The National Civil Rights Museum doesn’t look like a museum at all. It’s located in perhaps one of the strangest places that a museum can be located in—an old motel, an old motel that retains the off-white and teal colors that would have blended in back in the 1960s, but stand out today. But the museum has good reason to be located here. This is a historic building, the building where Martin Luther King, Jr. was assassinated on April 4, 1968.

At 450 Mulberry Street in Memphis, Tennessee, the Lorraine Motel is just a part of the four-plus acre complex that makes up the National Civil Rights Museum. The museum’s property stretches all the way to a small hill across the street where James Earl Ray first confessed to shooting King from a second-floor bathroom window. It stretches all the way to Canipe’s Amusement Store down on Main Street where the alleged murder weapon was first found, discarded with Ray’s fingerprints still on it.

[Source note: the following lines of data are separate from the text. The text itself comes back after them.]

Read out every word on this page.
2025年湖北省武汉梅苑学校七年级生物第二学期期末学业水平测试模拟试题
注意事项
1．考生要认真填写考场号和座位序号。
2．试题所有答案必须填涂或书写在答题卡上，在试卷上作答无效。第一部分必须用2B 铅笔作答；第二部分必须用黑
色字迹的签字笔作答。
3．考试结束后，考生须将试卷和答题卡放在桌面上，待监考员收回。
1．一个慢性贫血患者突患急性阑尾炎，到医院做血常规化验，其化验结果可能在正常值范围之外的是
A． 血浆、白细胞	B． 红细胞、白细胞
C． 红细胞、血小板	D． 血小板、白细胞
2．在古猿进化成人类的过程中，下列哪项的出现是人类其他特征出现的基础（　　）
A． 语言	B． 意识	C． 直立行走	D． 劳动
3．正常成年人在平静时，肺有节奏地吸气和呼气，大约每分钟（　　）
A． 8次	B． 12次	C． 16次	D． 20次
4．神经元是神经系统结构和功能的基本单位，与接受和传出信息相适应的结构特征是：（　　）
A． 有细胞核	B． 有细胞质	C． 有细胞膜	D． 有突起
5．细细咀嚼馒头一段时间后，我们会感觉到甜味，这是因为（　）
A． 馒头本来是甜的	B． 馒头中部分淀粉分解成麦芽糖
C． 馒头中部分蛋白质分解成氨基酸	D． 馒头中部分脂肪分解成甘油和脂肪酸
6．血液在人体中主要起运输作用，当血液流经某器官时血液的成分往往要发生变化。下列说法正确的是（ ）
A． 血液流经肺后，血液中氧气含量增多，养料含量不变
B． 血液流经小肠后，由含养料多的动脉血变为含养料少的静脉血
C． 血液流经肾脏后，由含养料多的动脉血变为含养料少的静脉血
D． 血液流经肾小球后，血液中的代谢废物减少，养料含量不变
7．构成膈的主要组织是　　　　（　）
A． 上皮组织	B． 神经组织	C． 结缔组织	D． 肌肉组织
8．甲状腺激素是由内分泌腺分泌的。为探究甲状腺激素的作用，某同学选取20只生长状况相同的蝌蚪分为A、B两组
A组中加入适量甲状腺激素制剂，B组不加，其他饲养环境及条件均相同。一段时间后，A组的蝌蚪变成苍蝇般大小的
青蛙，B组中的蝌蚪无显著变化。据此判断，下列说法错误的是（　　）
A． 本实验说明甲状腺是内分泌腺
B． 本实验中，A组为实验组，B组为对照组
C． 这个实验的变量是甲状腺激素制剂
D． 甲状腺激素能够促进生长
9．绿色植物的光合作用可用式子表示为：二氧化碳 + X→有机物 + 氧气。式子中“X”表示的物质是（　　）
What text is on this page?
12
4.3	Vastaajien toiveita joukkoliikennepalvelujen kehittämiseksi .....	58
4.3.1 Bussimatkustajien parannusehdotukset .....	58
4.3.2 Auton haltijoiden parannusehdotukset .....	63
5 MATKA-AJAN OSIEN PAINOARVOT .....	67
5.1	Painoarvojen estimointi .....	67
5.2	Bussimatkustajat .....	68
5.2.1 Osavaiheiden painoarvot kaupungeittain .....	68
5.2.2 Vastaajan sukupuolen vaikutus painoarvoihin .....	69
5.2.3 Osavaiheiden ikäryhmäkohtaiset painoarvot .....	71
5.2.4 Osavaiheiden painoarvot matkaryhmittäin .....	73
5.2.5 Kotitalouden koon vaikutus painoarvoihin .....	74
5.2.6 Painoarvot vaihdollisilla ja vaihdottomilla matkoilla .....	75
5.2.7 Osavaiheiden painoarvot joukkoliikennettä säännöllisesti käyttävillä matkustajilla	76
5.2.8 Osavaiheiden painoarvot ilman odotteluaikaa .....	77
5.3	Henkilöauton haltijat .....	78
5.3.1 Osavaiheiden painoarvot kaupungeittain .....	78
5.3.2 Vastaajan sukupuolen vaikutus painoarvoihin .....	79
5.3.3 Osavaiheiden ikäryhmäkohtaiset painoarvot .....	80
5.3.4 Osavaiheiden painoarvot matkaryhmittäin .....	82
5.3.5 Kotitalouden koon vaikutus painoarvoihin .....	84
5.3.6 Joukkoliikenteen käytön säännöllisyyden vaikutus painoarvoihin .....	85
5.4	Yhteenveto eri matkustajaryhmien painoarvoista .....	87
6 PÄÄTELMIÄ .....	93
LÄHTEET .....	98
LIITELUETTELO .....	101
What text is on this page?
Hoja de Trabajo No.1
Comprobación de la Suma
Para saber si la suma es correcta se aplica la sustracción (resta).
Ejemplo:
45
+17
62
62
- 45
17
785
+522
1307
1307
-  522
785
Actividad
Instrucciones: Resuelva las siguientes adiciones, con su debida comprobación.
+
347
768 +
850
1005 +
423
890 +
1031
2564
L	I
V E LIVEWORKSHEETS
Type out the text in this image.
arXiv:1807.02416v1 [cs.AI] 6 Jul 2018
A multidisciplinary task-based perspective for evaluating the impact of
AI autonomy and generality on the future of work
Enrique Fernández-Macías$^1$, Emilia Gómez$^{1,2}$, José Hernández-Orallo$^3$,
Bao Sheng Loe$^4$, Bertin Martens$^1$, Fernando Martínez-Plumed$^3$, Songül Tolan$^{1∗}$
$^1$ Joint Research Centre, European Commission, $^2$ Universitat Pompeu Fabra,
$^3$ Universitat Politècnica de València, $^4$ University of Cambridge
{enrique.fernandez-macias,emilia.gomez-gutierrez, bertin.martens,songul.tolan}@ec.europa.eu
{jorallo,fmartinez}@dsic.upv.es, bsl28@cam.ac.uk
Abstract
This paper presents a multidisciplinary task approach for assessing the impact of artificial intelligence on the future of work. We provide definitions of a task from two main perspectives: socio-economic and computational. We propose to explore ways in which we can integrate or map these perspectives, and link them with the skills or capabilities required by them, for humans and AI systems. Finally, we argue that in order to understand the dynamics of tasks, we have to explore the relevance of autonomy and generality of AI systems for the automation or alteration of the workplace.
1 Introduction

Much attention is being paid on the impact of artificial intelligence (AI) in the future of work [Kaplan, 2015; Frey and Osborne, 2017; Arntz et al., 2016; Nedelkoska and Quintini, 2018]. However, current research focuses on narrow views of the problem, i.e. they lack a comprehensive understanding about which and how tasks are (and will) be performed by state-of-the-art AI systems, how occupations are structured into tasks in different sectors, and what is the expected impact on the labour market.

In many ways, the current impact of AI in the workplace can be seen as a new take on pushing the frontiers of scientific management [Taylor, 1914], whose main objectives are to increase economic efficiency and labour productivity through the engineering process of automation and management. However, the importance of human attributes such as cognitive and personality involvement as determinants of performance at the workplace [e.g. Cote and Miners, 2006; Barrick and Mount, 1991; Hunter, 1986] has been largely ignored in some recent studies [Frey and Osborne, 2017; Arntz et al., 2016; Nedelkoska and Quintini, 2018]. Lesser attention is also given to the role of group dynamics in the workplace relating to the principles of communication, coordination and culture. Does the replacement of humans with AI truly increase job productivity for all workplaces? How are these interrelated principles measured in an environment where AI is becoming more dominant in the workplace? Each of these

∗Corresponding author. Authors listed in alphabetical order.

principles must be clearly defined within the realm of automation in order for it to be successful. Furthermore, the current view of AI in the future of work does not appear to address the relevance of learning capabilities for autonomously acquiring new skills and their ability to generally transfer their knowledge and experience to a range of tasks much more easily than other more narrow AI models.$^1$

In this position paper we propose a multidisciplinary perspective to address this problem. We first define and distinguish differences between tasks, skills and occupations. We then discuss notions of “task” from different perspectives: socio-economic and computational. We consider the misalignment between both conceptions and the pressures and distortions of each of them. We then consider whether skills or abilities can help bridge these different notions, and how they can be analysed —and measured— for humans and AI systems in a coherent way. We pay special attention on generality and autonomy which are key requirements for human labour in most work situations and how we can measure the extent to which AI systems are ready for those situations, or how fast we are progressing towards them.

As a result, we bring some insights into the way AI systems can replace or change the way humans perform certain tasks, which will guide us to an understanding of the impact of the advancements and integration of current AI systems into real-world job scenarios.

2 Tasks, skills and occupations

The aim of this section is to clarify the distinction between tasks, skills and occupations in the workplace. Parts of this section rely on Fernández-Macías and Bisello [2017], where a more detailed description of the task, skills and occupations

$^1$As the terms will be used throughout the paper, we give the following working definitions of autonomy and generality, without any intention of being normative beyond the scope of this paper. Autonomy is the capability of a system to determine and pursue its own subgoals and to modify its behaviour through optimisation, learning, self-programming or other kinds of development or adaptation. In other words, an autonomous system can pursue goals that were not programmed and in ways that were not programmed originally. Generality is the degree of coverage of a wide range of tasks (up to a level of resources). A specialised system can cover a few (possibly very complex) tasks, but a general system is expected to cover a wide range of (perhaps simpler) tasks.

But the Lorraine Motel’s history goes back even further than 1968. First built in 1925 on this site, the Windsor Hotel had 16 rooms. Later renamed the Marquette Hotel, the building was eventually purchased in 1945 by Walter Bailey who renamed it once again after his wife Loree and the song “Sweet Lorraine.” During segregation, this motel served high-end black clientele and was visited by Ray Charles, Aretha Franklin, Otis Redding, Wilson Pickett, and many others throughout its long history.

After King was assassinated, Bailey left his room—Room 306—unoccupied and continued to rent out rooms in the motel. When his wife died, only five days after King was shot, Bailey converted the rooms into long-term, single-occupancy sites. The last guest was evicted on March 2, 1988, by the sheriff’s department and the motel underwent a nearly $9 million overhaul. Three years later, the National Civil Rights Museum officially opened to the public. Today, nearly a quarter million people visit every year.

The last evicted resident, Jacqueline Smith, had to be forcibly removed from her apartment, where she had barricaded herself in. Smith lived in that room for more than 15 years, moving in in 1973 and serving as a housekeeper for the Lorraine during the entire time. She has held candlelight vigils outside of the Lorraine with some frequency for the more than 20 years since her eviction.